Opening this weekend — after playing the Toronto International Film Festival — is director Mira Nair’s (Monsoon Wedding) adaptation of the Tim Crothers‘ book of the same name, Queen of Katwe. Scripted by William Wheeler, the film is based on the inspirational true story of Phiona Mutesi (Madina Nalwanga), a young girl from the streets of rural Uganda who, after being introduced to the game of chess, pursues a dream of becoming an international chess champion. Lupita Nyong’o plays the girl’s protective mother and David Oyelowo plays her chess teacher. For more on the film, watch the trailer and read Matt’s review.
While at TIFF I was able to land an exclusive video interview with David Oyelowo. He talked about how chess is a metaphor for life, what you need to be a grandmaster, memorable moments from filming, director Julius Onah’s God Particle, and Nash Edgerton’s upcoming movie. Check out what he had to say in the interview above and below you’ll find the official synopsis.
Here’s the official synopsis for Queen of Katwe:
“Queen of Katwe” is the colorful true story of a young girl selling corn on the streets of rural Uganda whose world rapidly changes when she is introduced to the game of chess, and, as a result of the support she receives from her family and community, is instilled with the confidence and determination she needs to pursue her dream of becoming an international chess champion.
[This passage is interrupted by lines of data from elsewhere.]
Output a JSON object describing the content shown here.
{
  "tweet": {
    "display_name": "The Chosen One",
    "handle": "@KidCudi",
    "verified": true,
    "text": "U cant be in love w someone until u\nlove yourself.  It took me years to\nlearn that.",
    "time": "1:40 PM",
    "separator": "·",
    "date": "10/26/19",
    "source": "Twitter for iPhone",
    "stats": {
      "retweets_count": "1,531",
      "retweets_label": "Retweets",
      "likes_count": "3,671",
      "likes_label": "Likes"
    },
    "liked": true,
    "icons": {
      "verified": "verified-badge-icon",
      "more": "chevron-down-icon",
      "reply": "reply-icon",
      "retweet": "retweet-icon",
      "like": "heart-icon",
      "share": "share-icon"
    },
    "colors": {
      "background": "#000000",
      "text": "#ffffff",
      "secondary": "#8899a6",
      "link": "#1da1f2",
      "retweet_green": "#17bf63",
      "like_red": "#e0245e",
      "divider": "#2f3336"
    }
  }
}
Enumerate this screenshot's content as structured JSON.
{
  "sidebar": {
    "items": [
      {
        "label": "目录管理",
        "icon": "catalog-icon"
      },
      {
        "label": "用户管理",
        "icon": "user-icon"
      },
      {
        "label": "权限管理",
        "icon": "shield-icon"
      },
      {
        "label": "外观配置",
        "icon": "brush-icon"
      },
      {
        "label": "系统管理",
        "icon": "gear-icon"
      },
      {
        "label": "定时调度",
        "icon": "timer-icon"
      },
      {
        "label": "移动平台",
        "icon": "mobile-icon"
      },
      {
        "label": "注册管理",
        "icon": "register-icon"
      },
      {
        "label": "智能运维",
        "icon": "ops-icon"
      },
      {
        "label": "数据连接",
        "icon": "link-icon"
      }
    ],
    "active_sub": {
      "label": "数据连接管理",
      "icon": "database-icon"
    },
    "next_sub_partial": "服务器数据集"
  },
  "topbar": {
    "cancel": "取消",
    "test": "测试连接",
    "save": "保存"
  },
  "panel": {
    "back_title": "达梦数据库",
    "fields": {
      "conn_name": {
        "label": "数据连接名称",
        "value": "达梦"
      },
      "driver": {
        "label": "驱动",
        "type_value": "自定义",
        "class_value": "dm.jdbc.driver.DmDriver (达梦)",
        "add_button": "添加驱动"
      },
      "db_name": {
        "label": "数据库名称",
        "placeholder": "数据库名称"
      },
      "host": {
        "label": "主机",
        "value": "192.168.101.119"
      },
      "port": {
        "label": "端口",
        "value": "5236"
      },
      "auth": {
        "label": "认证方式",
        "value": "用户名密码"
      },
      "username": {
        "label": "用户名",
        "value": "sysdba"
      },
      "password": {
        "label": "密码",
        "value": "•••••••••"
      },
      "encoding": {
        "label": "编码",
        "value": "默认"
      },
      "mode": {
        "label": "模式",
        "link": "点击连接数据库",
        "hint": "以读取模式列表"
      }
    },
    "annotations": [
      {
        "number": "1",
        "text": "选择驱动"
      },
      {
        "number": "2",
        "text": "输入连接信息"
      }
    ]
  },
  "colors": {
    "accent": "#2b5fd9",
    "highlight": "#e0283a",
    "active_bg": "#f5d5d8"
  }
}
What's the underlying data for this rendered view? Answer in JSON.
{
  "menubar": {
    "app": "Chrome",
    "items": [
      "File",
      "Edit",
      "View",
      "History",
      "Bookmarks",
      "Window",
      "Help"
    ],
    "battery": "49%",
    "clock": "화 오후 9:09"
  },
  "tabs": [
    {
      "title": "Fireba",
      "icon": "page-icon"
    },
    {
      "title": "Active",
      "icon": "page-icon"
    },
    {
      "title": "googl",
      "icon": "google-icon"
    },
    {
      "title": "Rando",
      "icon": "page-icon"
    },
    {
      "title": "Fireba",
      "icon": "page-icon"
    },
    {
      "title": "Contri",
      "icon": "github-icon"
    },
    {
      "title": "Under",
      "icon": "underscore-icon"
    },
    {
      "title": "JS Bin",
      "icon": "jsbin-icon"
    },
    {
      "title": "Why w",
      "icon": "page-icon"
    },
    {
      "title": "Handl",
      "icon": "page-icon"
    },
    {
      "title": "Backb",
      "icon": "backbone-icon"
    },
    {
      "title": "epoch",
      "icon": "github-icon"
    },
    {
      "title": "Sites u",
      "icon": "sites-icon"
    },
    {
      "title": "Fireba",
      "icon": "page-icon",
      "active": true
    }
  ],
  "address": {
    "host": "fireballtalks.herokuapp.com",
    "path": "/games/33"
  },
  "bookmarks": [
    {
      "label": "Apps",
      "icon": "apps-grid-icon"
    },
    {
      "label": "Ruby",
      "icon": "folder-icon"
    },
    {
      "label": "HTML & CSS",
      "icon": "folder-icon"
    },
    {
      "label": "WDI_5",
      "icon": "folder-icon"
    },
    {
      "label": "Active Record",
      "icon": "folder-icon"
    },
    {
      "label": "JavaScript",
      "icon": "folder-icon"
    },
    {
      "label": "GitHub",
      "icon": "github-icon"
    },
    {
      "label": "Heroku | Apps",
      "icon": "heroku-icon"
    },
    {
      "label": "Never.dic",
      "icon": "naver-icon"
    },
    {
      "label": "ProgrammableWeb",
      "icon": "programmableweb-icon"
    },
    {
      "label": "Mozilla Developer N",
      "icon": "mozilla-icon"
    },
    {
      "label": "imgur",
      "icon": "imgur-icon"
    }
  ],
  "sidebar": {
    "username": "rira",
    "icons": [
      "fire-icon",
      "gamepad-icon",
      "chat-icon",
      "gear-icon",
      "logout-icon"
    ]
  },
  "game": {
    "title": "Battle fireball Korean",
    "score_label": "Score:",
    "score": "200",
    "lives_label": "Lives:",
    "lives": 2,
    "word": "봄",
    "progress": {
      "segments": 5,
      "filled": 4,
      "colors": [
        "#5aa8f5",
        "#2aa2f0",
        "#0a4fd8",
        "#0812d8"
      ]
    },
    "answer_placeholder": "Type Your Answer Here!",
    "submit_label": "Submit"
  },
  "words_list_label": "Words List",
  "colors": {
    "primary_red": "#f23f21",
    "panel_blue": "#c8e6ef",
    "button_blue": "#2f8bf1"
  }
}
Directed by Mira Nair from a screenplay by William Wheeler based on the book by Tim Crothers, “Queen of Katwe” is produced by Lydia Dean Pilcher and John Carls with Will Weiske and Troy Buder serving as executive producers. The film stars Golden Globe nominee David Oyelowo, Oscar winner and Tony Award nominee Lupita Nyong’o and newcomer Madina Nalwanga.
For 10-year-old Phiona Mutesi (Nalwanga) and her family, life in the impoverished slum of Katwe in Kampala, Uganda, is a constant struggle. Her mother, Harriet (Nyong’o), is fiercely determined to take care of her family and works tirelessly selling vegetables in the market to make sure her children are fed and have a roof over their heads. When Phiona meets Robert Katende (Oyelowo), a soccer player turned missionary who teaches local children chess, she is captivated. Chess requires a good deal of concentration, strategic thinking and risk taking, all skills which are applicable in everyday life, and Katende hopes to empower youth with the game. Phiona is impressed by the intelligence and wit the game requires and immediately shows potential. Recognizing Phiona’s natural aptitude for chess and the fighting spirit she’s inherited from her mother, Katende begins to mentor her, but Harriet is reluctant to provide any encouragement, not wanting to see her daughter disappointed. As Phiona begins to succeed in local chess competitions, Katende teaches her to read and write in order to pursue schooling. She quickly advances through the ranks in tournaments, but breaks away from her family to focus on her own life. Her mother eventually realizes that Phiona has a chance to excel and teams up with Katende to help her fulfill her extraordinary potential, escape a life of poverty and save her family.